For ACB, there is a positive correlation between local anesthetic volume and effect on the vastus medialis muscle. Despite the rather large differences in EMG recordings, there were no statistically significant differences in quadriceps femoris muscle strength. Subsequent clinical studies comparing different volumes in a surgical setting, powered to show differences not only in analgesic efficacy, but also in adverse events, are required.
单次注射股内收肌管阻滞(ACB)可在膝关节手术后提供镇痛效果。ACB阻滞了哪些神经以及局部麻醉药的剂量对其效果有何影响(若有影响)仍不明确。我们推测,对股内侧肌神经(该神经除作为运动神经外,还支配膝关节的部分区域)的影响取决于剂量。
在这项评估者和受试者双盲的随机试验中,纳入了20名志愿者。在3个不同的日子里,受试者分别接受了不同剂量(10、20和30毫升)的1%利多卡因进行ACB。此外,他们还接受了股神经阻滞和安慰剂ACB。使用无创肌电图(EMG)评估对股内侧肌(主要终点)和股外侧肌的影响。使用测力计评估股四头肌力量。

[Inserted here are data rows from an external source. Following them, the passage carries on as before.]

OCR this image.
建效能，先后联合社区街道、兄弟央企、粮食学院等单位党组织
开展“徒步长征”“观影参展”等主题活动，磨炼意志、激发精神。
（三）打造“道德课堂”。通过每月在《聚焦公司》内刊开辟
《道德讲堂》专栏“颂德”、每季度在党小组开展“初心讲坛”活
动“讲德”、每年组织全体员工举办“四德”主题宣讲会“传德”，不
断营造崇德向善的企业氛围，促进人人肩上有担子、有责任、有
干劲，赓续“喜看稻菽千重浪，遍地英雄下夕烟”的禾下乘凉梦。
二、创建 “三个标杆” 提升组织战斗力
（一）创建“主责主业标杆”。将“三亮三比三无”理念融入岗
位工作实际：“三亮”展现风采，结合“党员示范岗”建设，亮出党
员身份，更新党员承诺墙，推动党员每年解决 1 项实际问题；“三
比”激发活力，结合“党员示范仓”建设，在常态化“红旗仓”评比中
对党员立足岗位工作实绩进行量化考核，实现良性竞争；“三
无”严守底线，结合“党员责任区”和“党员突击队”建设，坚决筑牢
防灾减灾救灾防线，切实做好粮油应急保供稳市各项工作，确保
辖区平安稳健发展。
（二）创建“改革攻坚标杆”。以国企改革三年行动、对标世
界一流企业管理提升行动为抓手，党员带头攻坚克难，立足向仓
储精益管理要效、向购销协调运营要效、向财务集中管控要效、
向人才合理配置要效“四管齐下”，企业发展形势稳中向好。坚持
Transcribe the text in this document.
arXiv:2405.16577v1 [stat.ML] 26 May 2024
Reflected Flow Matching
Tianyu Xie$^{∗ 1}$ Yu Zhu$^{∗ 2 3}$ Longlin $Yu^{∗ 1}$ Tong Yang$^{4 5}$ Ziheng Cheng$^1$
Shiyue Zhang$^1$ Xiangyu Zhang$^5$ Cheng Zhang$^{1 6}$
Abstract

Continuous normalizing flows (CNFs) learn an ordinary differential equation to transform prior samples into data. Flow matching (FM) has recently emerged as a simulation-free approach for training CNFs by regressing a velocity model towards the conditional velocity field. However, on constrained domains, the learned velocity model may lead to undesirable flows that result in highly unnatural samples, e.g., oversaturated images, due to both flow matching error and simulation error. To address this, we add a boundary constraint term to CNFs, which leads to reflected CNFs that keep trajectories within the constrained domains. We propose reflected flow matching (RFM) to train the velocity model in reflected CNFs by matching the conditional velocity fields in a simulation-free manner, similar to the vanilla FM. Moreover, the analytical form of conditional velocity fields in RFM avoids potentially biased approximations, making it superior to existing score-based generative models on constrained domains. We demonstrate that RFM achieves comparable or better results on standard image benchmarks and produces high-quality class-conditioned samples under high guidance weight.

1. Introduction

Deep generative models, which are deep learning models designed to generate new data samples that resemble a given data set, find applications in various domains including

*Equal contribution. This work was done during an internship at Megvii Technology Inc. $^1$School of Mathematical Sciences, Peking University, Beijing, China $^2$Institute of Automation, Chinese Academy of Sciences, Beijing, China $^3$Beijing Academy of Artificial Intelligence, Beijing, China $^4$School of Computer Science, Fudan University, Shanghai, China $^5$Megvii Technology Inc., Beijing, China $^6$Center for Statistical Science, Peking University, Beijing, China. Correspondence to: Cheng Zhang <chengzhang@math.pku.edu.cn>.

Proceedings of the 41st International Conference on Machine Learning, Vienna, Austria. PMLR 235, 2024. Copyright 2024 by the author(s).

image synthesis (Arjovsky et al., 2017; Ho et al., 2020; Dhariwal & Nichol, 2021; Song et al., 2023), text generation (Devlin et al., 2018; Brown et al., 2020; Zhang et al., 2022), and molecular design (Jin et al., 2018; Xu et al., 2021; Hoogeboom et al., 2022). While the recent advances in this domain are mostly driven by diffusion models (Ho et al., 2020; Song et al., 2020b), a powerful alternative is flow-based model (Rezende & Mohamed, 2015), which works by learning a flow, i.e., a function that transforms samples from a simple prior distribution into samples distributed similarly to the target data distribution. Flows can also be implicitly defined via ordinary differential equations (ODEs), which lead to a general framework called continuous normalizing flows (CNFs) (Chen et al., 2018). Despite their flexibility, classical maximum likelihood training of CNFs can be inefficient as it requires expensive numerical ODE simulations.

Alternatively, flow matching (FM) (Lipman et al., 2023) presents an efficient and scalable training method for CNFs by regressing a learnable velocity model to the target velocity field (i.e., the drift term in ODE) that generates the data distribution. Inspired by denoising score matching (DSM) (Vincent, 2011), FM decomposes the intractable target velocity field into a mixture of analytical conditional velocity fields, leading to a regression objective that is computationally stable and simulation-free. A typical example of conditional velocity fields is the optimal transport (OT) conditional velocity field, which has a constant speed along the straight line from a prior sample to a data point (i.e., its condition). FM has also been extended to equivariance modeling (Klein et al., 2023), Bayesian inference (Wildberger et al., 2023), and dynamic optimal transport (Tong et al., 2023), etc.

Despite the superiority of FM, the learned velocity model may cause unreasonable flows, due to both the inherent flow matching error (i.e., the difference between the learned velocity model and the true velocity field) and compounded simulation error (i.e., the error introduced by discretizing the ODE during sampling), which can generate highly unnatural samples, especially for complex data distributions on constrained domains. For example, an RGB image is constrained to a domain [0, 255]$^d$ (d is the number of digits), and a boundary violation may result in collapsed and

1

股内侧肌的EMG反应在统计学上存在显著差异,取决于剂量。与使用20毫升后84%(95%置信区间[CI],62 - 94)的受试者股内侧肌受影响相比,使用10毫升ACB后,35%(95% CI,18 - 57)的受试者股内侧肌受影响(P = 0.03),而使用30毫升时为100%(95% CI,84 - 100)(P = 0.0001)。在剂量与对股外侧肌的影响(P = 0.81)或肌肉力量(P = 0.15)之间未发现统计学上的显著差异。
对于ACB,局部麻醉药剂量与对股内侧肌的影响之间存在正相关。尽管EMG记录存在相当大的差异,但股四头肌力量在统计学上没有显著差异。需要后续的临床研究在手术环境中比较不同剂量,不仅要有足够的样本量以显示镇痛效果的差异,还要显示不良事件的差异。